Have we made progress? Has the work reported in these volumes of Phil. Trans. R Soc. A and the parallel discussion meeting made the methane problem more accessible? Yes: the methods of measurement, including isotopic measurement, and regional and global modelling are much improved. Urban and fossil fuel emissions are better constrained. However, the OH problem—is the oxidative (self-cleansing) capacity of the global atmosphere changing or declining?—remains a major gap in understanding.

In particular, we have learned much about tropical emissions, especially in Africa where there has been very little previous study. The implications are that if the methane problem is to be addressed, then the tropical nations are not simply bystanders, as they largely are for CO₂—they need actively to help reduce emissions, for example, by covering landfills and reducing crop waste burning and deforestation by fire. This will need the development in tropical nations of local constituencies of scientific understanding, together with better access to equipment (imports are often blocked by local import controls and customs processes) and to satellite mapping linked to atmospheric transport modelling.

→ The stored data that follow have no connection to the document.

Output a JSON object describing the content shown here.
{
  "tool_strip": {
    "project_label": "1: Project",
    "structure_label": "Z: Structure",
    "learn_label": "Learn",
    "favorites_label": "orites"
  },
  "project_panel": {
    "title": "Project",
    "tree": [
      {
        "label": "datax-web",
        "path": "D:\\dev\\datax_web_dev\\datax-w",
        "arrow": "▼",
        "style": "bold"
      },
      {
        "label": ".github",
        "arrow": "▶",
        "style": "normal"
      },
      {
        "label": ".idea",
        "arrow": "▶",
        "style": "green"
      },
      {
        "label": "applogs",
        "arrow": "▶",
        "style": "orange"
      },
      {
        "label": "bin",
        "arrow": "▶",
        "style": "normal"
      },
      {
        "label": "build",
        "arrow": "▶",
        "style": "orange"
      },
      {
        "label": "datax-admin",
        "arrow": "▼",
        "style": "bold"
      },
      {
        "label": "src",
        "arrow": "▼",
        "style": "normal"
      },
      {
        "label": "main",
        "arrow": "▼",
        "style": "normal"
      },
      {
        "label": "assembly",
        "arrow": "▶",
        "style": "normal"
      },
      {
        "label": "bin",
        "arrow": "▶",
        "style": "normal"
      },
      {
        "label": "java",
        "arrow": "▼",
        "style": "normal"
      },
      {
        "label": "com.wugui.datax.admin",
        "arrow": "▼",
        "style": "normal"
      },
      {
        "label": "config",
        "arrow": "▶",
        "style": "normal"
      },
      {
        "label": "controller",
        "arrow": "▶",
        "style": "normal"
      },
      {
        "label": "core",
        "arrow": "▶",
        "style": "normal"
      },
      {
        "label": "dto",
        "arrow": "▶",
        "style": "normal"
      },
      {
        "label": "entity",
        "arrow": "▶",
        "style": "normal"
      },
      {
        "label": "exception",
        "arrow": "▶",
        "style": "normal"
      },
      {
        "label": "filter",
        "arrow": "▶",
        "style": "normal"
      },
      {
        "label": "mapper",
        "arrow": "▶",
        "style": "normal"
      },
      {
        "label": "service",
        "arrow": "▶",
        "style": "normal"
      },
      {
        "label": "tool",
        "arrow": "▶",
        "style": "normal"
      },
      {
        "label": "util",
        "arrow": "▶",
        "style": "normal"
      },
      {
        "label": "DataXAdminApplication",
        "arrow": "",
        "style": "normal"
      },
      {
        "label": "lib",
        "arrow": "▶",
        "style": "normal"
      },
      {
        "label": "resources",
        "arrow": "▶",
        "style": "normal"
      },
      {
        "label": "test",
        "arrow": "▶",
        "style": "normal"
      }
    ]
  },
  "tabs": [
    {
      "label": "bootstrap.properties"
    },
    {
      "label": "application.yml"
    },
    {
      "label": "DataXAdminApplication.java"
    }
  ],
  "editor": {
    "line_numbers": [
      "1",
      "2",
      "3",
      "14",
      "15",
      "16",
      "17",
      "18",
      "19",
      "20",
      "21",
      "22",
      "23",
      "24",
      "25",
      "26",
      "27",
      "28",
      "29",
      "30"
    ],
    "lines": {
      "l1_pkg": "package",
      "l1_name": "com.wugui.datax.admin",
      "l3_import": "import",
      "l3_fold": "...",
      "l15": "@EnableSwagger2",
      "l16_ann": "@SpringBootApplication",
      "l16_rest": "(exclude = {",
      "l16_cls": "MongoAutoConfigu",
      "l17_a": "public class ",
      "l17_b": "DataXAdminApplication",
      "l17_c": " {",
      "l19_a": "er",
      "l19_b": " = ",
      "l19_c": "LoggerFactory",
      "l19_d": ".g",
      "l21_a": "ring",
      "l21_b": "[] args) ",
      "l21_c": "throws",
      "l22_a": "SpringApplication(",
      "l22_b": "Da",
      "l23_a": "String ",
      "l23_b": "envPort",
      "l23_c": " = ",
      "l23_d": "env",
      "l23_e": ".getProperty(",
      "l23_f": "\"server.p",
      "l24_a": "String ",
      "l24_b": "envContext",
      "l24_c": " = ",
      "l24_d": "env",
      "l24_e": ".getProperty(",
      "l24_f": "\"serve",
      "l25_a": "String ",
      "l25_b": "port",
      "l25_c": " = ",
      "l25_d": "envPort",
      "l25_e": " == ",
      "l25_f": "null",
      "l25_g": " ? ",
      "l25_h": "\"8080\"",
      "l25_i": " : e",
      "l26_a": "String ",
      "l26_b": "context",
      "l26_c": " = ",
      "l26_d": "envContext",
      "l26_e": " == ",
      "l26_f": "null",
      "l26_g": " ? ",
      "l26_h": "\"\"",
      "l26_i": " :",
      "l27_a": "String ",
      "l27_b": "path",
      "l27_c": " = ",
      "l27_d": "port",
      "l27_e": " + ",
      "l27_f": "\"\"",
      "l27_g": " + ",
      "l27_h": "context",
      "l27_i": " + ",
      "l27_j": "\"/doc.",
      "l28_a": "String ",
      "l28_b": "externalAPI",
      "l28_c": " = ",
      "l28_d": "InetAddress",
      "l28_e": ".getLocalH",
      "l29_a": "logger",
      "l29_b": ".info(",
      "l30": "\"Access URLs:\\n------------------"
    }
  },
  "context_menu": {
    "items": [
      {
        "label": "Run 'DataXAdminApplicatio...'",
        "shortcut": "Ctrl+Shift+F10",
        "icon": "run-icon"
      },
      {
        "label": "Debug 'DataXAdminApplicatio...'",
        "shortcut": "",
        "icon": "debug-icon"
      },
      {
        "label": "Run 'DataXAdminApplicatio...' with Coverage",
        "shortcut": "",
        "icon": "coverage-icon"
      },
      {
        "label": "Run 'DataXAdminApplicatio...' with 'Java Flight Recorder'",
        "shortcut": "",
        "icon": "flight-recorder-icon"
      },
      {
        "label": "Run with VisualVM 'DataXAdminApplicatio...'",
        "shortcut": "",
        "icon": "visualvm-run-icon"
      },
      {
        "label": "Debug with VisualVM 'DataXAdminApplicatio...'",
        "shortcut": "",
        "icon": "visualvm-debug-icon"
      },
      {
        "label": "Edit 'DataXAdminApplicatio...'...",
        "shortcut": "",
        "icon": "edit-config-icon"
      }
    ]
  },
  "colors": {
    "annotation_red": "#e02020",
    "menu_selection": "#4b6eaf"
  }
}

Methane is rising. Though strong positive feedback is likely, with emissions growing as the climate warms, powerful action on anthropogenic emissions can indeed halt that rise and reverse it. Substantial emission reductions can quickly be made: by ending emissions from the coal, gas and oil industries, by cutting emissions from cow and pig manure stores, by removing methane in cattle barns, by cutting leaks from biodigesters, by ending crop waste fires and by covering landfills, not only in developed nations but also in the tropics. Though ‘Net Zero’ methane is unlikely this century, much can be done.

Data accessibility

This article has no additional data.

Authors' contributions

Drafted by E.N.; all authors contributed equally to underlying science.

Competing interests

We declare we have no competing interests.

Funding

We received no funding for this study.